"There is insufficient evidence to support the efficacy of any intervention to prevent or treat cancer … "
This is likely the message we would be hearing from a panel of experts if the resources invested in the study of cancer were on par with those invested to date in the prevention of Alzheimer's disease.
The pessimistic findings announced last week by the National Institutes of Health, State-of-the-Science Conference: Preventing Alzheimer's Disease and Cognitive Decline, speak more to an ongoing lack of focus on Alzheimer's prevention than to an actual dearth of promising preventive strategies.

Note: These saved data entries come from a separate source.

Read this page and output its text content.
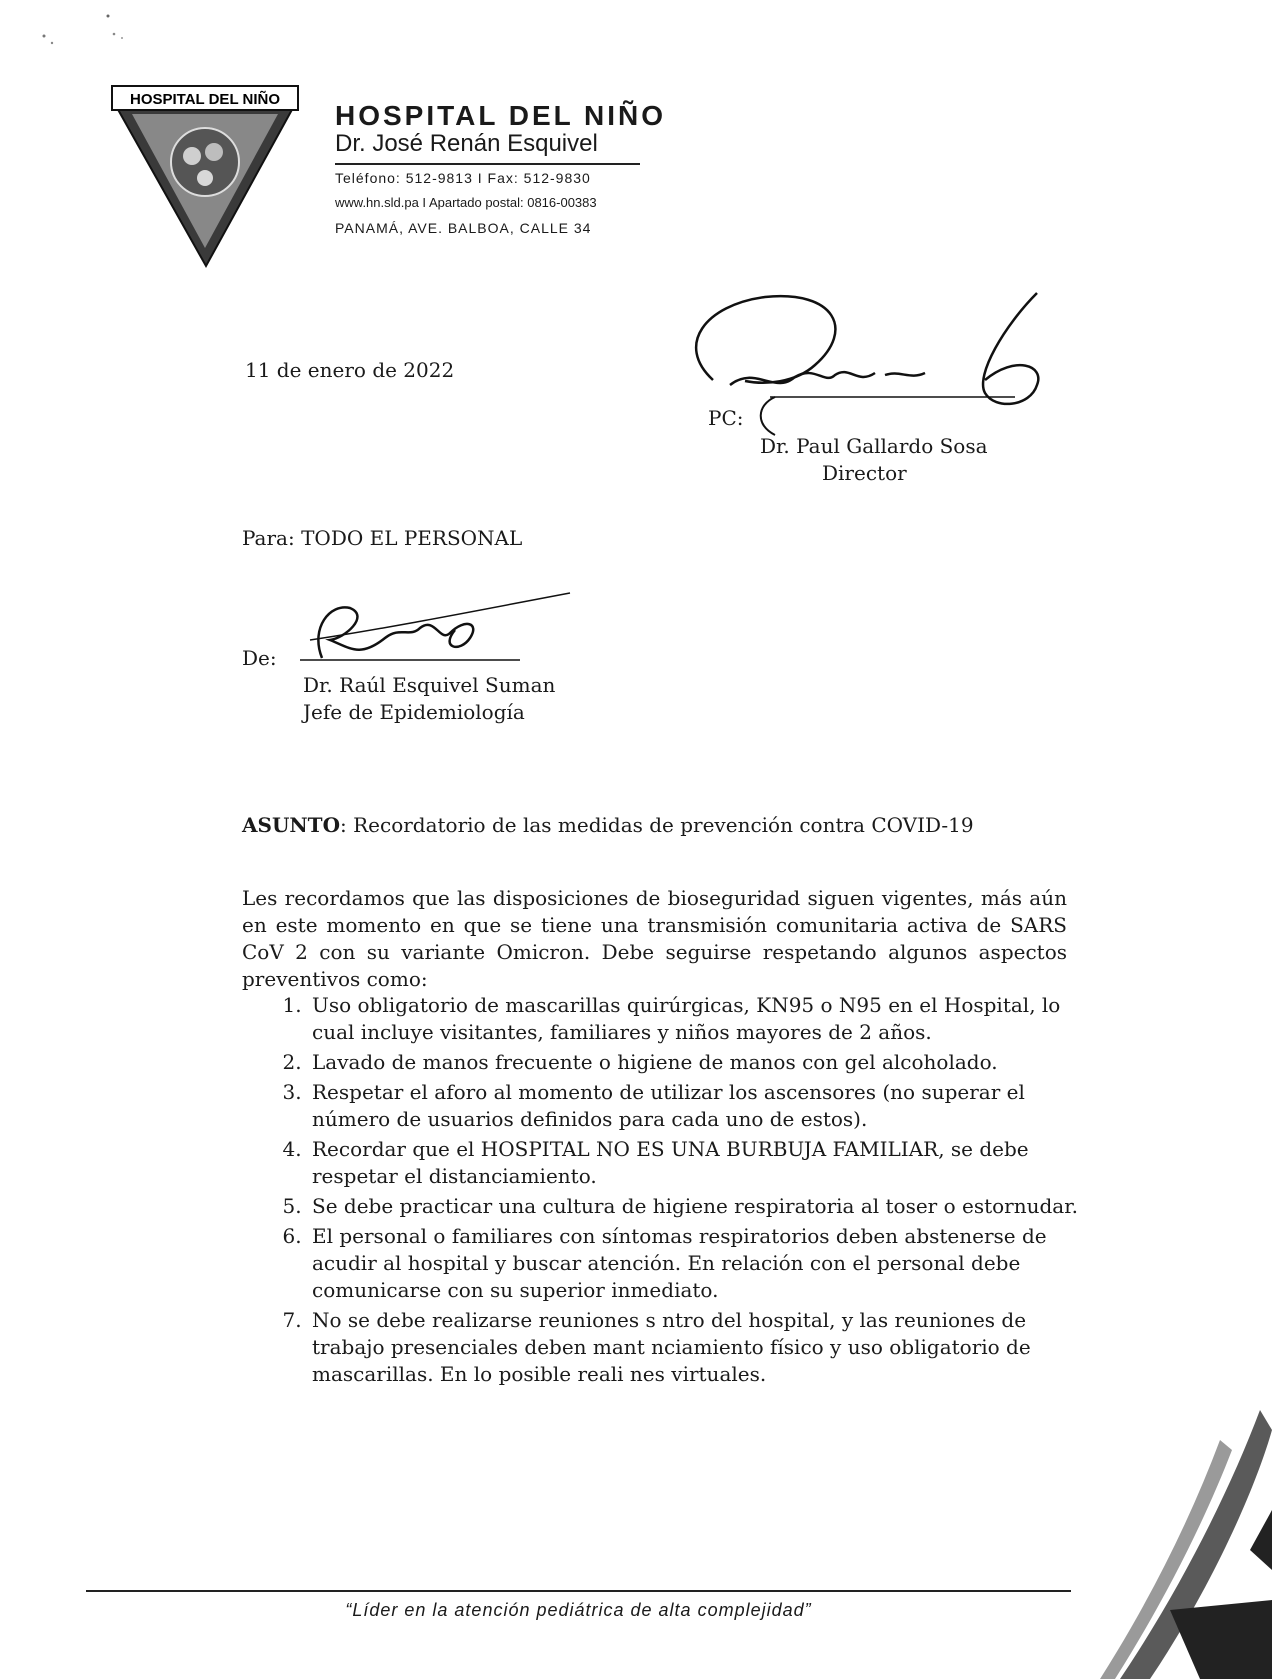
HOSPITAL DEL NIÑO
HOSPITAL DEL NIÑO
Dr. José Renán Esquivel
Teléfono: 512-9813 I Fax: 512-9830
www.hn.sld.pa I Apartado postal: 0816-00383
PANAMÁ, AVE. BALBOA, CALLE 34
11 de enero de 2022
PC:
Dr. Paul Gallardo Sosa
Director
Para: TODO EL PERSONAL
De:
Dr. Raúl Esquivel Suman
Jefe de Epidemiología
ASUNTO: Recordatorio de las medidas de prevención contra COVID-19
Les recordamos que las disposiciones de bioseguridad siguen vigentes, más aún en este momento en que se tiene una transmisión comunitaria activa de SARS CoV 2 con su variante Omicron. Debe seguirse respetando algunos aspectos preventivos como:
1. Uso obligatorio de mascarillas quirúrgicas, KN95 o N95 en el Hospital, lo cual incluye visitantes, familiares y niños mayores de 2 años.
2. Lavado de manos frecuente o higiene de manos con gel alcoholado.
3. Respetar el aforo al momento de utilizar los ascensores (no superar el número de usuarios definidos para cada uno de estos).
4. Recordar que el HOSPITAL NO ES UNA BURBUJA FAMILIAR, se debe respetar el distanciamiento.
5. Se debe practicar una cultura de higiene respiratoria al toser o estornudar.
6. El personal o familiares con síntomas respiratorios deben abstenerse de acudir al hospital y buscar atención. En relación con el personal debe comunicarse con su superior inmediato.
7. No se debe realizarse reuniones s ntro del hospital, y las reuniones de trabajo presenciales deben mant nciamiento físico y uso obligatorio de mascarillas. En lo posible reali nes virtuales.
“Líder en la atención pediátrica de alta complejidad”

The panel was convened for the right reasons. We know that Alzheimer's disease presents a looming health crisis.
More than 5 million people in the U.S. alone suffer from this devastating disease and that number is expected to skyrocket as baby boomers rapidly join the ranks of the over 65.
We also know that Alzheimer's disease is preventable. The brain is flesh and blood just like the rest of the body. It is an organ just like the heart, and as an organ, it needs adequate blood flow, oxygen, nutrition, energy, and exercise to remain healthy and strong.
For many years it has been known that the amounts of fat, and certain vitamins such as vitamin C and vitamin E, were important for optimal brain function. Moreover, research has revealed that people who exercise on a regular basis have less memory loss, and that chronic stress leads to cognitive decline. Recent research also tells us our cholesterol level is important for our brain just as it is for our heart.
The tragedy has been the lack of focus on, and research dollars directed to, effectively evaluating interventions to prevent this horrific disease.
When I began working toward preventing Alzheimer's disease in 1993, my ideas were ridiculed and met with hostility by many of my medical colleagues.
As one of the first voices to speak about the notion of preventing Alzheimer's disease, I consider it a personal victory that this NIH panel was even convened. It is proof that modern medical thought is finally catching up.
Now, we must heed the grave warning implicit in the panel's findings. If we do not invest significantly in designing a research program to prevent Alzheimer's disease, millions upon millions of people will slowly be lost and ultimately die because we did not do enough.
I am convinced that no single drug or intervention will ever prevent or cure Alzheimer's disease.
The only effective way that I have found to combat this disease is to apply an integrative prevention and treatment program. An integrative program is one that combines certain pharmaceutical medications with dietary supplementation, nutritional therapy, physical and cognitive exercise, stress management and mind-body therapy.
Despite the dismal prognosis from these government scientists, promising evidence of preventive strategies abound.
For instance, the Alzheimer's Research and Prevention Foundation recently announced the results of a pilot study that are published in the Journal of Alzheimer's Disease.
The study shows that a simple 12-minute daily meditation improved cognition and increased blood flow in the brains of people with memory loss.
We must stop focusing exclusively on finding a single magic bullet for Alzheimer's prevention, and instead commit significant resources to designing large-scale trials to identify the constellation of interventions that will effectively prevent Alzheimer's disease.